Tuesday, April 08, 2008

Valores Feitos da Matéria que Faz Sonhos

Ontem cumpriu Mana Maya seu vigésimo-quinto aniversário, um-quarto-de-século vivido, casada com meu cunhado Thiago, cujos bens materiais quase todos desapareceram no lodo do mangue floridiano nesse passado Domingo por mea culpa (longa história, texto nada conciso, deixa pra lá). Em sua casa, sentados em volta da mesa dos salgados ontem à noite, conversávamos eu, mamãe e mano Yaniv sobre o patriotismo americano.

Passo grande parte de meu tempo confuso, indisposto a pôr minha mão ao fogo por ideais dramáticos, posicionamentos fanáticos ou pensamentos rijos. Essa minha essência liberal não necessita o adjetivo nobre, mas é realmente liberal. Sempre preciso deixar janelas abertas para respirar ou procurar refúgio. O motivo principal é minha total falta de identificação com os valores dos países em que morei, em que estudei, cresci ou apenas vaguei.

Não que não me identifique em certos pontos com alguns dos valores de uma nação. No Brasil, por exemplo, a alegria toma uma proporção ora surreal, ora vital para a sanidade mental de uma região de sofredores e batalhadores. O trabalho ousado, a malandragem brasileira, a esperteza urbana e rural que o povo do maior país da América Latina domina e recicla, fazem parte da faca de dois gumes que constitui complexas nações.

Cá vivendo nos Estados Unidos dessa mesma América penso que me identifico com pouquíssimos valores locais exceto os que, escritos em uma antiga constituição, quase nunca foram levados à rigorosa prática. “Liberdade de expressão.” “Justiça para todos.” “Igualdade de direitos.” Cláusulas empoeiradas, sempre empoeiradas mesmo que a faxineira faça greves, cáia morta em piripaques e bronquite crônica, mesmo que o faxineiro insista sempre em tentar limpar, novamente, a eternamente imunda casa.

Há determinadas atitudes sociais conquistadas com os tempos com as quais concordo. Há um avanço claro em 30-40 anos que não posso negar existir. Há comportamentos civilizados que me dão orgulho. Hoje, por exemplo, cheguei ao trabalho atrasado apenas porque devo andar a 15 milhas por hora quando passo pelas proximidades de uma escola. Seguranças (não sei se voluntários ou pagos pela cidade) posicionam-se atentamente à frente dos motoristas mais ansiosos de braços abertos, impedindo que a ansiedade afete os nervos das crianças levadas por suas mães a mais um dia educacional.

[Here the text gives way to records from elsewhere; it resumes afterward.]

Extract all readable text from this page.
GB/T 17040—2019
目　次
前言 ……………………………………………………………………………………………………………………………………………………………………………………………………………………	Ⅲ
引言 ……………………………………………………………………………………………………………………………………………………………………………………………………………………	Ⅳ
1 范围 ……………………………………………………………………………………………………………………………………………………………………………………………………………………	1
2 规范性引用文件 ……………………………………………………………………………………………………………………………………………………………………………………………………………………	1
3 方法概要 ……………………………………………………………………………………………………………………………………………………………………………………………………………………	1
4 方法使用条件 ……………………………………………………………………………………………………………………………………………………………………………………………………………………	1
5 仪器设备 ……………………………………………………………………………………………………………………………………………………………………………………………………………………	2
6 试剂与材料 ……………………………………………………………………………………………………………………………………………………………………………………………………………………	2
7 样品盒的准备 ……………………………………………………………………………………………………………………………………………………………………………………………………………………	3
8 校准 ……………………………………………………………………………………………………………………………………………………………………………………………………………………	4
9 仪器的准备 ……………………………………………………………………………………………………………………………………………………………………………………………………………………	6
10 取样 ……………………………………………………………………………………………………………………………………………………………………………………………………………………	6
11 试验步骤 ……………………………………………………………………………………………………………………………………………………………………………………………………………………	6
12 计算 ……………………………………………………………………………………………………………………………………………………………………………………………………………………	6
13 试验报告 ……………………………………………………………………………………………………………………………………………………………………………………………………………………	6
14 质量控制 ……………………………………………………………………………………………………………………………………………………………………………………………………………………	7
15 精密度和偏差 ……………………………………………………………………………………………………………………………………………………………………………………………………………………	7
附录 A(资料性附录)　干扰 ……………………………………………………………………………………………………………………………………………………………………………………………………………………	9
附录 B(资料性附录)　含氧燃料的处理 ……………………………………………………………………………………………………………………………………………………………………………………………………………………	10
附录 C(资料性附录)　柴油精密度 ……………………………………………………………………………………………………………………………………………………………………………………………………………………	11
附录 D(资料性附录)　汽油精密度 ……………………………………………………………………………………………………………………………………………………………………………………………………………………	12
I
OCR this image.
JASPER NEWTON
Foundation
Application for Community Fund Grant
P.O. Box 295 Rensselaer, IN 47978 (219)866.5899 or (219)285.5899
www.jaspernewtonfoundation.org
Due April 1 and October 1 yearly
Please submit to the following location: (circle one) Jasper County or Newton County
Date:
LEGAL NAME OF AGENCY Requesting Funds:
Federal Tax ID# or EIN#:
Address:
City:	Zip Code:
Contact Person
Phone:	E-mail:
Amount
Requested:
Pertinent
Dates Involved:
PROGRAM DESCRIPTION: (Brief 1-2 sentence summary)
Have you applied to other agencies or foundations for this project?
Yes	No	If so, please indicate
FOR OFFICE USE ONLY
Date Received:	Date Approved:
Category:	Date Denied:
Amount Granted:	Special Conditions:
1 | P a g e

Porém, nesse mesmo detalhe o verdadeiro valor americano, o que reje a mente de boa parte de nossos cidadãos às vésperas de uma das mais importantes eleições presidenciais da história do país, mancha a sangue a atitude civil tomada nas estradas que beiram nossas escolas. Quando um adolescente entra calibrado até a nuca e dispara contra seus colegas levando a vida de filhos de outrem indiscriminadamente, quem paga a conta da má educação é o país inteiro.

Porque essa cultura realmente cultiva a violência hollywoodiana como máxima. Conforme disse um leitor injuriado do The Miami Herald há duas semanas: “Por que nós damos o título de herói a qualquer soldado pelo simples fato de sê-lo? Por que não cultivamos melhor nossos representantes pacíficos em missões de resgate social na África, no Oriente Médio e pelo resto do mundo? Por que não mencionamos aqueles que se arriscam para alimentar mais uma criança, para entregar mais um pacote de remédios contra o HIV?”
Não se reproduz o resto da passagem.